E isto é de profunda utilidade já que a totalização é indubitavelmente a parte menos assegurada de todo o ciclo eleitoral.
Temos feito isto há anos com nossos produtos de votação via Internet, seja na versão Web, seja na versão app para dispositivos móveis. E estamos à disposição da sociedade, dos partidos, do mundo acadêmico e do judiciário brasileiro para troca de informações.
Acreditamos na dúvida como alicerce da construção das nossas certezas.
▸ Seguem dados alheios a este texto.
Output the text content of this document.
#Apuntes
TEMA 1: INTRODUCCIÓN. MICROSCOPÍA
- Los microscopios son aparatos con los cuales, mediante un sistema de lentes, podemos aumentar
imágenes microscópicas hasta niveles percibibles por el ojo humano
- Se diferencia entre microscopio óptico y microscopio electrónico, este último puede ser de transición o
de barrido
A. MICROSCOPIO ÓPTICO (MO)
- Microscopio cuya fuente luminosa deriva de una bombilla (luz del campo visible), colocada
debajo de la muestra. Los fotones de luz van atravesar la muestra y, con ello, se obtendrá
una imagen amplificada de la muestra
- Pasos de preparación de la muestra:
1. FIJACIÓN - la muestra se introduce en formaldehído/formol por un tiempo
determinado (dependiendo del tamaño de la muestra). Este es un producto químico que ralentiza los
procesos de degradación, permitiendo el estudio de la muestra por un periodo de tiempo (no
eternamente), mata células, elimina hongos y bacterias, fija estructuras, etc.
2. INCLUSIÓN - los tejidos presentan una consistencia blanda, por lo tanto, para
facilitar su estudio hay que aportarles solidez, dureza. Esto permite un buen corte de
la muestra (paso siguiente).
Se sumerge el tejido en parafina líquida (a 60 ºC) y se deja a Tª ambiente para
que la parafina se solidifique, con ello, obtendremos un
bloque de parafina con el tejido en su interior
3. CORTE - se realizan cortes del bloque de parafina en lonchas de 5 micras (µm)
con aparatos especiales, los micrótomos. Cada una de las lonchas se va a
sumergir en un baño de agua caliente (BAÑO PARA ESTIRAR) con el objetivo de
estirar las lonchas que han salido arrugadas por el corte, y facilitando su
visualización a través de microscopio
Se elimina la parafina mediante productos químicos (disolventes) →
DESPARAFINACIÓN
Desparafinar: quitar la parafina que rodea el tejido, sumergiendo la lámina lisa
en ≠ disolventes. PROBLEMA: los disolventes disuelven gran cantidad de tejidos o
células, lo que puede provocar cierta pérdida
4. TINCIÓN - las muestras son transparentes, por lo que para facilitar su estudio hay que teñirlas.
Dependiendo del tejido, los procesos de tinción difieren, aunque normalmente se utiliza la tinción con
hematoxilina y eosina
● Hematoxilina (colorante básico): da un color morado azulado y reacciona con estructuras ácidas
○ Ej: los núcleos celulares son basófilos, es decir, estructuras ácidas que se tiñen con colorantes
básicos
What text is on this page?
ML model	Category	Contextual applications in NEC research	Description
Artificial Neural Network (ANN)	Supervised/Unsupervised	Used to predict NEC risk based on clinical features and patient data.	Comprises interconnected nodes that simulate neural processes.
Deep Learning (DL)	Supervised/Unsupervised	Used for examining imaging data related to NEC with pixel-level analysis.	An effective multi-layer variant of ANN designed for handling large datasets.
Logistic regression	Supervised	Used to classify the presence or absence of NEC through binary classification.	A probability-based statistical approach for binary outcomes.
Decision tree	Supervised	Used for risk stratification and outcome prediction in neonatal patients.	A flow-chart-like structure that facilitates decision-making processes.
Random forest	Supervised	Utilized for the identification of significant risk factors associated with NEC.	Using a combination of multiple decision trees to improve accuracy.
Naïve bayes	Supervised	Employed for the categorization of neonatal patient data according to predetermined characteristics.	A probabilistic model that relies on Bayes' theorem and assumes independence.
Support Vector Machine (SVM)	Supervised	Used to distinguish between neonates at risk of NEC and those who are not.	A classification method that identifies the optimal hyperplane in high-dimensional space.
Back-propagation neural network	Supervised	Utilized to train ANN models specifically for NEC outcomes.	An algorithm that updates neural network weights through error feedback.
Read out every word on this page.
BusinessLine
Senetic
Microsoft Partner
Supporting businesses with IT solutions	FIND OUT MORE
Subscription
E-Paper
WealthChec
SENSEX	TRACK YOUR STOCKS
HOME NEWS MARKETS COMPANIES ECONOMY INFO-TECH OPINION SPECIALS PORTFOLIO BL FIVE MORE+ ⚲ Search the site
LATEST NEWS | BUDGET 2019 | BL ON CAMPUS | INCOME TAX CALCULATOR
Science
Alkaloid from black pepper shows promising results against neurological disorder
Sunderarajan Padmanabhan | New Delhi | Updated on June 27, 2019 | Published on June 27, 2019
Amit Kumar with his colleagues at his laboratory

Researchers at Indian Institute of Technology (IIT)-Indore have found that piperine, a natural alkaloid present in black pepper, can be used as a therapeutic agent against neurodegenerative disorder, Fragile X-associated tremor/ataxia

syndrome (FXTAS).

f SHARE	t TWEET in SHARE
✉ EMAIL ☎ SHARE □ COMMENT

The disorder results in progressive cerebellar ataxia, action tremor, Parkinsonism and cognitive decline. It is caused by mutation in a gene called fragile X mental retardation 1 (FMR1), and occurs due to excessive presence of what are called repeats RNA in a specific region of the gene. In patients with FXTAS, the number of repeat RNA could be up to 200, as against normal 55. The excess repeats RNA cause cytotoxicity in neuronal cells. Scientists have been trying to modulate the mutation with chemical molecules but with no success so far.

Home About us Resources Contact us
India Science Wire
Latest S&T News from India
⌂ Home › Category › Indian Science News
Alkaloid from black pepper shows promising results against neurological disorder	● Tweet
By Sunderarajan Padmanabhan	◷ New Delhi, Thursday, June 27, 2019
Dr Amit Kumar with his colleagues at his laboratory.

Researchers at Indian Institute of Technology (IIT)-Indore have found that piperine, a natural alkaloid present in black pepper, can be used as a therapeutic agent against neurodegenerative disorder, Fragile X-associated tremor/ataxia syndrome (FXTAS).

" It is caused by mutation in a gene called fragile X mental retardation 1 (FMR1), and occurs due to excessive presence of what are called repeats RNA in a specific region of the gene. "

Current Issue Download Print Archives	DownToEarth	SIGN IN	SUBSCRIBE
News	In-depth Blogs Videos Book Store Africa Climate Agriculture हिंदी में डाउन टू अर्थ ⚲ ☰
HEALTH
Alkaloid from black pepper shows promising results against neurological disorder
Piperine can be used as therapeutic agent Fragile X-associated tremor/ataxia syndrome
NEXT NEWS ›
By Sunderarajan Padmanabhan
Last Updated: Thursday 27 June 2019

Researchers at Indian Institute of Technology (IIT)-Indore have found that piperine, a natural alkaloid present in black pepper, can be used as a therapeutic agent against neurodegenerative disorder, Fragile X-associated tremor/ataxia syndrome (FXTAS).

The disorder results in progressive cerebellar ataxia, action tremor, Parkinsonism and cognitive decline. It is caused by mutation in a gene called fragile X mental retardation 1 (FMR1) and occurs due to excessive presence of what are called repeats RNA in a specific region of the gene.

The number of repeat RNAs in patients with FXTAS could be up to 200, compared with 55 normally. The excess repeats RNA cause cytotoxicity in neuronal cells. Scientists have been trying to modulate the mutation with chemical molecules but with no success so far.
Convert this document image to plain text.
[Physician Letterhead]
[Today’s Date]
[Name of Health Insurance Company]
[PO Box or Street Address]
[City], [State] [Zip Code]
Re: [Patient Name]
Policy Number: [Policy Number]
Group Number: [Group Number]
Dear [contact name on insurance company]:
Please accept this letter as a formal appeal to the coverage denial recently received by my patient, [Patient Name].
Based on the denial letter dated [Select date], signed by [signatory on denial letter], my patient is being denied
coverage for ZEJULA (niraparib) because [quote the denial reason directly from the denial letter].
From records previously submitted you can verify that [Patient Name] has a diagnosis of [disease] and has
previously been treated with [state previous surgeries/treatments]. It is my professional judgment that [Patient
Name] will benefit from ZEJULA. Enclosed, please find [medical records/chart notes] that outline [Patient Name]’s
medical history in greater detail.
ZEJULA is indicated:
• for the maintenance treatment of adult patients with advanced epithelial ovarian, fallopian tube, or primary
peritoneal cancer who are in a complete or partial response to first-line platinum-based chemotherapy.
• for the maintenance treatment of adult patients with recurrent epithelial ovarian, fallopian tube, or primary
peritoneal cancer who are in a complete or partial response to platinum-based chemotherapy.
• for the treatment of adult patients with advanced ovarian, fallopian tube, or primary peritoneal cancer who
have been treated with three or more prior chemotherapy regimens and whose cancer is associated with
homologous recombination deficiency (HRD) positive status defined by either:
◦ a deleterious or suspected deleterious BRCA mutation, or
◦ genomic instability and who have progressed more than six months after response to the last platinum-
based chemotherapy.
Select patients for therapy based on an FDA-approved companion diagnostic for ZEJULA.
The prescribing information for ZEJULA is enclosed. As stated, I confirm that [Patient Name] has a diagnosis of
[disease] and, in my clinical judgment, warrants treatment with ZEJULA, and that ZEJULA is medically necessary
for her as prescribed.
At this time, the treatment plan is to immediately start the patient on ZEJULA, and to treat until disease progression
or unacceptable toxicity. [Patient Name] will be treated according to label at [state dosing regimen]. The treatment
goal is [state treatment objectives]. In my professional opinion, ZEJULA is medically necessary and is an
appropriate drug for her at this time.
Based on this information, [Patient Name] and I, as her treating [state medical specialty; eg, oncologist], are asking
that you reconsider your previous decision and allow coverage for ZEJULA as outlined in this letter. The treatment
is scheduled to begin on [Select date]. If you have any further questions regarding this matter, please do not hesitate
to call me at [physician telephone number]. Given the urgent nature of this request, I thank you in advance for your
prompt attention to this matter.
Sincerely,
Acreditamos em hackatons, acreditamos que precisamos pensar diferente.
Acreditamos, dentre outras coisas que a imunidade da urna brasileira precisa em seguida migrar do modelo menino criado na bolha, salvo pela desconexão, para o modelo menino que brincou com muita gente, ralou o joelho no chão várias vezes e, ainda por cima, tomou todas as vacinas.
Mas isto é assunto para um outro momento. Por enquanto deixamos o questionamento: por que imprimir votos se podemos imprimir hashes e, ainda mais, em versão QR-Code?
Aos que queiram se aprofundar deixo a indicação inescapável, Cibernética e Sociedade (WIENER, 1970), acompanhada do interessantíssimo livro os Nervos do Poder (LEITE, 2001), bem como do magistral Cibernética y Política (LAVIÉ, 1986) e, aos mais afetos à matemática, Elgamal Encryption (RUSSEL, COHN, 2012).
Para quem quer ampliar o contexto de percepção sobre fraudes, não poderia deixar de oferecer-lhes a leitura do próprio Mitnick (2005).
Por fim, vale lembrar que recentemente a própria Crypto ID publicou o ensaio Votar é coisa Séria, pela Internet Mais Ainda, de Jean Martina, que toca em outros aspectos relevantes como a coerção dos eleitores, por exemplo.
Fica a pergunta: se a urna for imprimir algo, que tal que esse algo sirva de garantia da qualidade criptográfica do voto e do próprio resultado eleitoral?